22 October 2015, The Tablet

Orthodox leaders clash over ‘holy war’


The leader of Lebanon’s Greek Orthodox Church has condemned the Russian Orthodox Church for describing Moscow’s involvement in Syria as a “holy war”, write Joseph Ataman  and Jonathan Luxmoore.

Speaking during a service in St George’s Cathedral in the Lebanese capital, Mgr Elias Audi, the metropolitan of Beirut, said: “Our Church does not bless those who kill, because he who kills another, it is as if he wanted to kill God.” He went on: “the Church does not bless wars and does not consecrate them. [It] refuses to countenance the concept of ‘holy war’.”

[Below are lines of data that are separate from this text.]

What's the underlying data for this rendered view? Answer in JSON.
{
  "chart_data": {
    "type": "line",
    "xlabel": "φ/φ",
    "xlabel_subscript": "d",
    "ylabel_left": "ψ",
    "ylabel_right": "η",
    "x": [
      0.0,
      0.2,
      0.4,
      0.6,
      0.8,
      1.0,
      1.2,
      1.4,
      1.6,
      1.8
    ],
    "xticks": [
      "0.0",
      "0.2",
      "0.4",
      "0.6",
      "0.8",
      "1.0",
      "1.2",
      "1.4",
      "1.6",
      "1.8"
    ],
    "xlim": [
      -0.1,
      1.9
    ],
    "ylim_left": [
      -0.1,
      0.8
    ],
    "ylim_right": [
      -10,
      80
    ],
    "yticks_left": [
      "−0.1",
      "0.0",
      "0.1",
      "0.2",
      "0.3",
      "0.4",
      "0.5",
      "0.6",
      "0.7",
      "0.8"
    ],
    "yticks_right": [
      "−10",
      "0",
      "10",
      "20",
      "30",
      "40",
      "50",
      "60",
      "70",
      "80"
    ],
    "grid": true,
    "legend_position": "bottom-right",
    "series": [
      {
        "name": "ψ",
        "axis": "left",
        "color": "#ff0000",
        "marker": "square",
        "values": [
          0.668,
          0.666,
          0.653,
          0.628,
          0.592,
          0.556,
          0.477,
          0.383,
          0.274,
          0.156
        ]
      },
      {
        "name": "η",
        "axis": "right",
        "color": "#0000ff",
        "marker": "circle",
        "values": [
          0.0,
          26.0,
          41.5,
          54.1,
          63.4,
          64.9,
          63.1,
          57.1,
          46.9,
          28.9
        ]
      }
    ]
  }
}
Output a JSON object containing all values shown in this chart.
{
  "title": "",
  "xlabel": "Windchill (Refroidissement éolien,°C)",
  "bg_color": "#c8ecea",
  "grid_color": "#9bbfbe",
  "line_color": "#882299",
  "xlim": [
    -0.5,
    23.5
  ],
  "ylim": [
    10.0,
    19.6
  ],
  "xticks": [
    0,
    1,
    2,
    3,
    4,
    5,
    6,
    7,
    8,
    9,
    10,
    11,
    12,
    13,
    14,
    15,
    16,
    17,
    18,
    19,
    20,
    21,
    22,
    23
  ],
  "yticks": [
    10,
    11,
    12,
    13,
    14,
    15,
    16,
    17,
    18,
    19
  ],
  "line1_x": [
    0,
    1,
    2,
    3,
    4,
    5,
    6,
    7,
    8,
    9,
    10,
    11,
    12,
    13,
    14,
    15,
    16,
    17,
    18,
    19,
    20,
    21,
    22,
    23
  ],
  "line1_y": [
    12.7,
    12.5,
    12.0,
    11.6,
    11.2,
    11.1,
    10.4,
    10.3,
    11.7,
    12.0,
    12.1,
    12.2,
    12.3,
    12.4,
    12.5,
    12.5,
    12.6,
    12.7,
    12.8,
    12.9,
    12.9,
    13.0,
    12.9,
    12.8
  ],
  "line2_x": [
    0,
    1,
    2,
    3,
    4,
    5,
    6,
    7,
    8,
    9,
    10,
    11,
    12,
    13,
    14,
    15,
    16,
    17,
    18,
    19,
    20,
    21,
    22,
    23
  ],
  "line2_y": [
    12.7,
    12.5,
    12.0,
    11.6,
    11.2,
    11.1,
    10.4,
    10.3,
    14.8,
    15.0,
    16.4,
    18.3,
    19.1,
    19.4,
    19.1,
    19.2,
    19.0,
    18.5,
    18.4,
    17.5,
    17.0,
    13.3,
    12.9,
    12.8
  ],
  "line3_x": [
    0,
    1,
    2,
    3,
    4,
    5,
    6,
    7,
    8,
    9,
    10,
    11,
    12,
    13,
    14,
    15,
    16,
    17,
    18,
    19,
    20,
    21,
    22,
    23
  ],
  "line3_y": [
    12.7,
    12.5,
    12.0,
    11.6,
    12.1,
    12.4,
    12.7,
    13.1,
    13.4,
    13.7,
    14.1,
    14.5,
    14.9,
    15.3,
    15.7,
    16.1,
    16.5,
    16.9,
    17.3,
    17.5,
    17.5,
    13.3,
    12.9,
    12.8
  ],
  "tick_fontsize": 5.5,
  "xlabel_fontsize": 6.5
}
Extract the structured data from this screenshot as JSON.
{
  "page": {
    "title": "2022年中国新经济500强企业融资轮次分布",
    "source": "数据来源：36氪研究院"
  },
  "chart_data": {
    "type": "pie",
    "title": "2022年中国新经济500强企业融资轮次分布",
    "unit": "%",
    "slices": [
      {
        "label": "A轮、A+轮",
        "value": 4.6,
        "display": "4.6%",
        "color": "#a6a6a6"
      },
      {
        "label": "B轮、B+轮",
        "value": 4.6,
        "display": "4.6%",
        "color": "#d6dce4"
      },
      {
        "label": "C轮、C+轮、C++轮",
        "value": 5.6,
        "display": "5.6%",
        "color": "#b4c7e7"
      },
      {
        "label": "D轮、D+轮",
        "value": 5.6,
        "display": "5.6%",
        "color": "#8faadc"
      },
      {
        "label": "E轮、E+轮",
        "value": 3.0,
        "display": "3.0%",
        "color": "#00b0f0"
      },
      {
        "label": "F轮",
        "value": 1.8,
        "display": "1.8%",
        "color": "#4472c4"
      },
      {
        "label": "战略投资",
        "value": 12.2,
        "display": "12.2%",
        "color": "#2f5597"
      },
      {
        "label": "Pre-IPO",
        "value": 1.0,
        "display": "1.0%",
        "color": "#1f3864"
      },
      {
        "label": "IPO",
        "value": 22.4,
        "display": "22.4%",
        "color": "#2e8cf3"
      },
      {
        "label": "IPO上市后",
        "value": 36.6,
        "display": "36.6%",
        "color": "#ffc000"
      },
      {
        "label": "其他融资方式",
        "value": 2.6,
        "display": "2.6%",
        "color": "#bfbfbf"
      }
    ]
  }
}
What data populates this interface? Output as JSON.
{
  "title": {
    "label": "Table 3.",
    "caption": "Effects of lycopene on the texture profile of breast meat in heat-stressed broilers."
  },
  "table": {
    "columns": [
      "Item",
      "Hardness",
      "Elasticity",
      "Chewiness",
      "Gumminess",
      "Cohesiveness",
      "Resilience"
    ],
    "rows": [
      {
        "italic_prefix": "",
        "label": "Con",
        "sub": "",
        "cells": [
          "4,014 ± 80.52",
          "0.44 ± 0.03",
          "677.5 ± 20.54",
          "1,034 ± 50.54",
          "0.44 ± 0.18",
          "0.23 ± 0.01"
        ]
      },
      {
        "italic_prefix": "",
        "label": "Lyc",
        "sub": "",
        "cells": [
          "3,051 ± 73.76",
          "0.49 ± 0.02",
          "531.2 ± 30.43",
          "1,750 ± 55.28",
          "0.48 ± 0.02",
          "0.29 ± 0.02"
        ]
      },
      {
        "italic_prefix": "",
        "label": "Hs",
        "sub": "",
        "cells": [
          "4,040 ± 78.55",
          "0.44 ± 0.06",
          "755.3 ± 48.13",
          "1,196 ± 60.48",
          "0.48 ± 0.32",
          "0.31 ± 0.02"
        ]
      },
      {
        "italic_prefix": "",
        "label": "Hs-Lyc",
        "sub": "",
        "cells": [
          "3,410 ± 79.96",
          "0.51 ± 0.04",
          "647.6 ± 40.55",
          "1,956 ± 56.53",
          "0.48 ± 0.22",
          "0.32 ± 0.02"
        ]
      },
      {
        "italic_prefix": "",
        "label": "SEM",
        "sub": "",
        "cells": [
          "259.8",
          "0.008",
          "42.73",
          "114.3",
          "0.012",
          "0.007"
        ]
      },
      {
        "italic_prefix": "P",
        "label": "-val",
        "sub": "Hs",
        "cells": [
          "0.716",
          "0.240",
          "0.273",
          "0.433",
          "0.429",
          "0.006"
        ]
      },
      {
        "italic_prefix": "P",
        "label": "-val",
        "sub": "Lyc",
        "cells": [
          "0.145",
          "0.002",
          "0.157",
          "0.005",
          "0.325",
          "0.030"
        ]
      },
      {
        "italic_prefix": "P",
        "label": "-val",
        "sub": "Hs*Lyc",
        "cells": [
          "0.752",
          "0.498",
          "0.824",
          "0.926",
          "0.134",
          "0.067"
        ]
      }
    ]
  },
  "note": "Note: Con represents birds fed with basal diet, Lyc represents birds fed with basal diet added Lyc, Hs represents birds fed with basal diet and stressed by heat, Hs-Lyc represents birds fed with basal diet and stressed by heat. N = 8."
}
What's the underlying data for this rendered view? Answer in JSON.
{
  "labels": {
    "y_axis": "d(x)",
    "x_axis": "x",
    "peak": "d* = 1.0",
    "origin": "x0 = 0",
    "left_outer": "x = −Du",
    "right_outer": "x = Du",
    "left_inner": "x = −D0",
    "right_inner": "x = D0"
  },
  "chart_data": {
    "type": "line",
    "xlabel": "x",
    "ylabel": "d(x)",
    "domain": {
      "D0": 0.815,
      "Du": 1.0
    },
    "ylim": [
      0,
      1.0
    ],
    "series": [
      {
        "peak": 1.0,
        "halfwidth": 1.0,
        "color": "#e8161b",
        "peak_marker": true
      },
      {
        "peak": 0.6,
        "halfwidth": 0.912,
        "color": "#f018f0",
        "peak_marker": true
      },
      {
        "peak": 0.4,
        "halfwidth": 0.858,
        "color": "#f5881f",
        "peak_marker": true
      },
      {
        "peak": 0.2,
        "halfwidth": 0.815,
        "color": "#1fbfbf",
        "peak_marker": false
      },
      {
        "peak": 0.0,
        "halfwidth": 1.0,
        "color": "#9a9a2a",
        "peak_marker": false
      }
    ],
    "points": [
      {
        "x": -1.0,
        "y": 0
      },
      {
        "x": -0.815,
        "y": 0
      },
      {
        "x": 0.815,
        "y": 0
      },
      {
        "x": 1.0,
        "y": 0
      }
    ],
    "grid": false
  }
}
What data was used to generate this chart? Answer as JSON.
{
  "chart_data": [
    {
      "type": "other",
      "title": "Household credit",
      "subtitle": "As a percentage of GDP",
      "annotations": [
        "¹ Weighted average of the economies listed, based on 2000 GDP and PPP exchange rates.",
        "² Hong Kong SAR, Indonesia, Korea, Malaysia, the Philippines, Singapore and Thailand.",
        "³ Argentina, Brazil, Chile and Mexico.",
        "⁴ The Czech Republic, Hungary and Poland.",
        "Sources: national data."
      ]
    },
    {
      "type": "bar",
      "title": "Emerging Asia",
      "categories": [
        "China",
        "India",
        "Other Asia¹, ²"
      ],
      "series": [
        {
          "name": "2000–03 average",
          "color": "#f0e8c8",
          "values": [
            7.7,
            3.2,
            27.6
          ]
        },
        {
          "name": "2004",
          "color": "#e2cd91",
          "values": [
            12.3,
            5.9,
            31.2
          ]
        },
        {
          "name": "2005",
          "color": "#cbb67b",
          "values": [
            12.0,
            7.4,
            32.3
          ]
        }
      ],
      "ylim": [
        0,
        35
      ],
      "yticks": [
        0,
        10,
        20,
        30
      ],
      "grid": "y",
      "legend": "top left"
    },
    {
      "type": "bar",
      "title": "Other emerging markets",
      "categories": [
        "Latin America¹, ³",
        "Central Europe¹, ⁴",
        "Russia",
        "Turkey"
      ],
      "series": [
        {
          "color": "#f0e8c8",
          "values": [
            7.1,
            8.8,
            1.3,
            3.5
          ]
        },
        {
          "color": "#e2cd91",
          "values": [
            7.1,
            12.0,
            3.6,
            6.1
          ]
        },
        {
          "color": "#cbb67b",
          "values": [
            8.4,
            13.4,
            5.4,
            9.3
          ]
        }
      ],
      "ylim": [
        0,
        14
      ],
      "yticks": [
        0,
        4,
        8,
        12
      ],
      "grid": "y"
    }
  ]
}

As Russia began airstrikes in Syria last month, the Russian patriarchate described their mission as a “holy battle”. In a statement, Patriarch Kirill said: “Russia took a responsible decision to use military forces to protect the Syrian people ... The political process has not led to any noticeable improvement in the lives of innocent people, and they need military protection.”

Archpriest Vsevolod Chaplin, director of the Moscow ­patriarchate’s church-society commission, scorned opponents of his country’s bombing campaign. “We have to protect the oppressed and exiled, brothers and sisters subjected to genocide – our motivation is far stronger than the Western struggle for democracy and the market or the pseudo-religious claims of the extremists,” he said. “The defeatists and pacifists who stand against this anti-terrorist struggle [are] not thinking about truth, only about preserving their everyday comforts and miserable lives with rose-tinted spectacles.”

Speaking to The Tablet, Mgr Paul Sayah, Maronite vicar ­general in Beirut, said foreign countries should help stop the war. “It’s not the Christians who asked for protection,” he said.